The effects on the child of delay in the disposition of the case.
Any other relevant circumstance.
16The main issue for the Board in this case is the Applicants’ ability to meet the Child’s physical, mental and emotional needs. The Board will deal with the Society’s concerns within the context of the best interests test mandated by section 136 of the Act.
The Child’s Physical, Mental and Emotional Needs and the Applicants’ Ability to Meet those Needs
17The Board heard testimony from the Society that raised significant concerns regarding the Applicants’ judgment and capacity to keep the Child safe and meet, in particular, his physical, mental and emotional needs.
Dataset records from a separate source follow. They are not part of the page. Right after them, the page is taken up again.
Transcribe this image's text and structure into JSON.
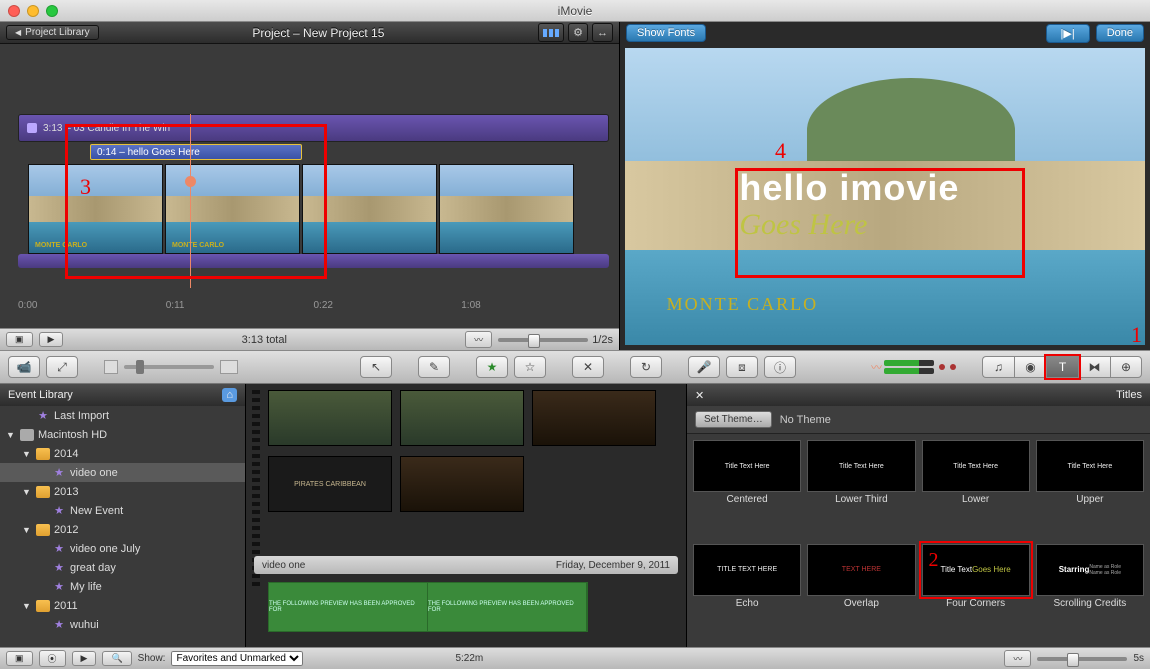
{
  "app_title": "iMovie",
  "project": {
    "library_btn": "Project Library",
    "title": "Project – New Project 15",
    "audio_track_label": "3:13 – 03 Candle In The Win",
    "title_chip": "0:14 – hello   Goes Here",
    "thumb_caption": "MONTE CARLO",
    "ruler": [
      "0:00",
      "0:11",
      "0:22",
      "1:08"
    ],
    "total": "3:13 total",
    "zoom_label": "1/2s"
  },
  "preview": {
    "show_fonts": "Show Fonts",
    "play_btn": "▶",
    "done": "Done",
    "title_main": "hello  imovie",
    "title_sub": "Goes Here",
    "caption": "MONTE CARLO"
  },
  "annotations": {
    "n1": "1",
    "n2": "2",
    "n3": "3",
    "n4": "4"
  },
  "midbar": {
    "camera": "camera",
    "swap": "swap",
    "arrow": "arrow",
    "wand": "wand",
    "star_f": "star-fill",
    "star_o": "star-outline",
    "x": "x",
    "loop": "loop",
    "mic": "mic",
    "crop": "crop",
    "info": "info",
    "music": "music",
    "photo": "photo",
    "title": "title",
    "trans": "trans",
    "map": "map"
  },
  "event_lib": {
    "header": "Event Library",
    "rows": [
      {
        "indent": 1,
        "tri": "",
        "icon": "star",
        "label": "Last Import"
      },
      {
        "indent": 0,
        "tri": "▼",
        "icon": "hd",
        "label": "Macintosh HD"
      },
      {
        "indent": 1,
        "tri": "▼",
        "icon": "cal",
        "label": "2014"
      },
      {
        "indent": 2,
        "tri": "",
        "icon": "star",
        "label": "video one",
        "sel": true
      },
      {
        "indent": 1,
        "tri": "▼",
        "icon": "cal",
        "label": "2013"
      },
      {
        "indent": 2,
        "tri": "",
        "icon": "star",
        "label": "New Event"
      },
      {
        "indent": 1,
        "tri": "▼",
        "icon": "cal",
        "label": "2012"
      },
      {
        "indent": 2,
        "tri": "",
        "icon": "star",
        "label": "video one July"
      },
      {
        "indent": 2,
        "tri": "",
        "icon": "star",
        "label": "great day"
      },
      {
        "indent": 2,
        "tri": "",
        "icon": "star",
        "label": "My life"
      },
      {
        "indent": 1,
        "tri": "▼",
        "icon": "cal",
        "label": "2011"
      },
      {
        "indent": 2,
        "tri": "",
        "icon": "star",
        "label": "wuhui"
      }
    ]
  },
  "event_clips": {
    "poster": "PIRATES CARIBBEAN",
    "label_left": "video one",
    "label_right": "Friday, December 9, 2011",
    "green_text": "THE FOLLOWING PREVIEW HAS BEEN APPROVED FOR"
  },
  "titles_panel": {
    "header": "Titles",
    "set_theme": "Set Theme…",
    "no_theme": "No Theme",
    "tiles": [
      {
        "label": "Centered",
        "txt": "Title Text Here"
      },
      {
        "label": "Lower Third",
        "txt": "Title Text Here"
      },
      {
        "label": "Lower",
        "txt": "Title Text Here"
      },
      {
        "label": "Upper",
        "txt": "Title Text Here"
      },
      {
        "label": "Echo",
        "txt": "TITLE TEXT HERE"
      },
      {
        "label": "Overlap",
        "txt": "TEXT HERE"
      },
      {
        "label": "Four Corners",
        "txt": "Title Text Goes Here",
        "sel": true
      },
      {
        "label": "Scrolling Credits",
        "txt": "Starring"
      }
    ]
  },
  "bottom": {
    "show": "Show:",
    "filter": "Favorites and Unmarked",
    "dur": "5:22m",
    "thumb_seconds": "5s"
  }
}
This testimony was uncontested by the Applicants and is summarized in the following paragraphs.
18Two child protection investigations were initiated by the Society regarding the Applicants’ use of unapproved caregivers for both children. Witnesses for the Society and [First Nations child welfare agency] testified that foster parents and alternate care parents who have children in their care must seek the approval of the Society to use other caregivers for children who are placed in their care. This is communicated to all foster and alternate care parents and was communicated to the Applicants. The first incident occurred in August 2011.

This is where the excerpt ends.